Avez-vous eu le sentiment que les laboratoires privés ont été mis de côté dans la lutte contre le coronavirus ?

Oui, vraiment. Même au départ, il n'y avait qu'un hôpital habilité à effectuer les tests PCR (visant à détecter une infection active), l'UZ Leuven, et ils ont rapidement été dépassés. Or, la plupart des laboratoires sont compétents pour effectuer des tests PCR. C'était une technique de pointe il y a une vingtaine d'années. Prochainement, nous pourrons peut-être aussi nous montrer autorisés à faire ces tests, dans le cas d'une réelle volonté de tester massivement la population. Nous restons dans l'attente.

Comment expliquez-vous cette mise à l'écart ?

...Maggie De Block n'aime pas les laboratoires privés, a fortiori wallons ! Bon, on ne va peut-être pas dire les choses comme ça!? Dès le départ, elle a voulu faire faire les analyses, notamment PCR, par des firmes pharmaceutiques flamandes, ce qui nous a vraiment choqués, ainsi que nos syndicats et la majorité des médecins-biologistes. Pour exercer, nous répondons à des multitudes de normes, nous sommes régulièrement contrôlés et nous avons toutes les accréditations nécessaires. Dès lors, nous étions vraiment consternés car nous avons les compétences. Sans parler du fait qu'elle ait cherché à privilégier les firmes flamandes dans les circonstances actuelles.

Pourtant, le ministre en charge du matériel médical, Philippe De Backer, s'est exprimé dans la presse en soulignant que vous n'étiez pas nécessairement  capables d'effectuer les analyses ?

Je préfère en rire.

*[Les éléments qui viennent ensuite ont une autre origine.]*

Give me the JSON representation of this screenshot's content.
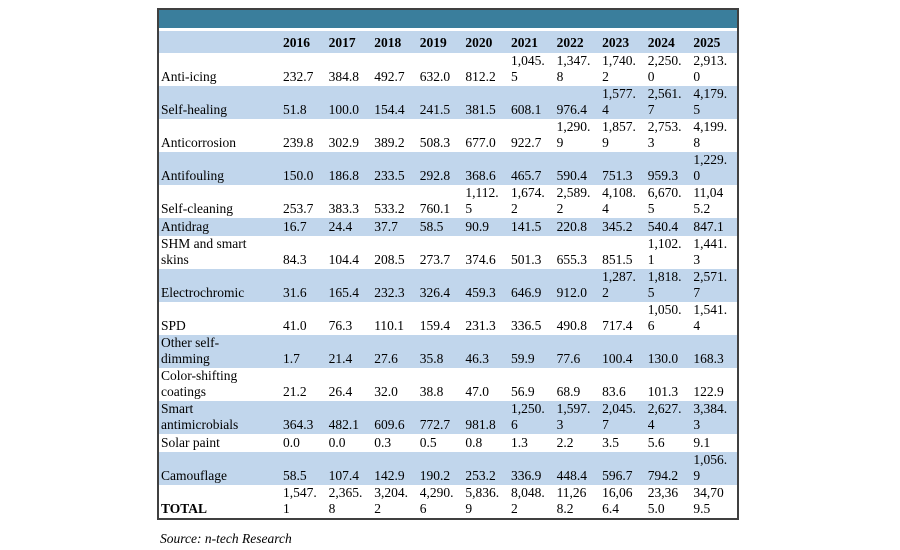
{
  "colors": {
    "header_bar": "#3A7E9C",
    "band": "#C1D6EC",
    "border": "#404040",
    "text": "#000000",
    "background": "#FFFFFF"
  },
  "source_note": "Source: n-tech Research",
  "chart_data": {
    "type": "table",
    "title": "",
    "categories": [
      "2016",
      "2017",
      "2018",
      "2019",
      "2020",
      "2021",
      "2022",
      "2023",
      "2024",
      "2025"
    ],
    "series": [
      {
        "name": "Anti-icing",
        "values": [
          232.7,
          384.8,
          492.7,
          632.0,
          812.2,
          1045.5,
          1347.8,
          1740.2,
          2250.0,
          2913.0
        ]
      },
      {
        "name": "Self-healing",
        "values": [
          51.8,
          100.0,
          154.4,
          241.5,
          381.5,
          608.1,
          976.4,
          1577.4,
          2561.7,
          4179.5
        ]
      },
      {
        "name": "Anticorrosion",
        "values": [
          239.8,
          302.9,
          389.2,
          508.3,
          677.0,
          922.7,
          1290.9,
          1857.9,
          2753.3,
          4199.8
        ]
      },
      {
        "name": "Antifouling",
        "values": [
          150.0,
          186.8,
          233.5,
          292.8,
          368.6,
          465.7,
          590.4,
          751.3,
          959.3,
          1229.0
        ]
      },
      {
        "name": "Self-cleaning",
        "values": [
          253.7,
          383.3,
          533.2,
          760.1,
          1112.5,
          1674.2,
          2589.2,
          4108.4,
          6670.5,
          11045.2
        ]
      },
      {
        "name": "Antidrag",
        "values": [
          16.7,
          24.4,
          37.7,
          58.5,
          90.9,
          141.5,
          220.8,
          345.2,
          540.4,
          847.1
        ]
      },
      {
        "name": "SHM and smart skins",
        "values": [
          84.3,
          104.4,
          208.5,
          273.7,
          374.6,
          501.3,
          655.3,
          851.5,
          1102.1,
          1441.3
        ]
      },
      {
        "name": "Electrochromic",
        "values": [
          31.6,
          165.4,
          232.3,
          326.4,
          459.3,
          646.9,
          912.0,
          1287.2,
          1818.5,
          2571.7
        ]
      },
      {
        "name": "SPD",
        "values": [
          41.0,
          76.3,
          110.1,
          159.4,
          231.3,
          336.5,
          490.8,
          717.4,
          1050.6,
          1541.4
        ]
      },
      {
        "name": "Other self-dimming",
        "values": [
          1.7,
          21.4,
          27.6,
          35.8,
          46.3,
          59.9,
          77.6,
          100.4,
          130.0,
          168.3
        ]
      },
      {
        "name": "Color-shifting coatings",
        "values": [
          21.2,
          26.4,
          32.0,
          38.8,
          47.0,
          56.9,
          68.9,
          83.6,
          101.3,
          122.9
        ]
      },
      {
        "name": "Smart antimicrobials",
        "values": [
          364.3,
          482.1,
          609.6,
          772.7,
          981.8,
          1250.6,
          1597.3,
          2045.7,
          2627.4,
          3384.3
        ]
      },
      {
        "name": "Solar paint",
        "values": [
          0.0,
          0.0,
          0.3,
          0.5,
          0.8,
          1.3,
          2.2,
          3.5,
          5.6,
          9.1
        ]
      },
      {
        "name": "Camouflage",
        "values": [
          58.5,
          107.4,
          142.9,
          190.2,
          253.2,
          336.9,
          448.4,
          596.7,
          794.2,
          1056.9
        ]
      }
    ],
    "total": {
      "name": "TOTAL",
      "values": [
        1547.1,
        2365.8,
        3204.2,
        4290.6,
        5836.9,
        8048.2,
        11268.2,
        16066.4,
        23365.0,
        34709.5
      ]
    },
    "legend_position": "none",
    "grid": false
  }
}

Le premier laboratoire privé a avoir été habilité à faire les tests PCR était un laboratoire flamand, l'Algemeen Medisch Laboratorium, dont le patron entretiendrait des liens d'amitié avec M. De Backer. Enfin, c'est du moins ce qui se dit dans le métier. Peut-être que cela a joué, peut-être pas. Entre les intérêts financiers et la volonté de faire passer la Flandre en premier, il y a de quoi se poser des questions.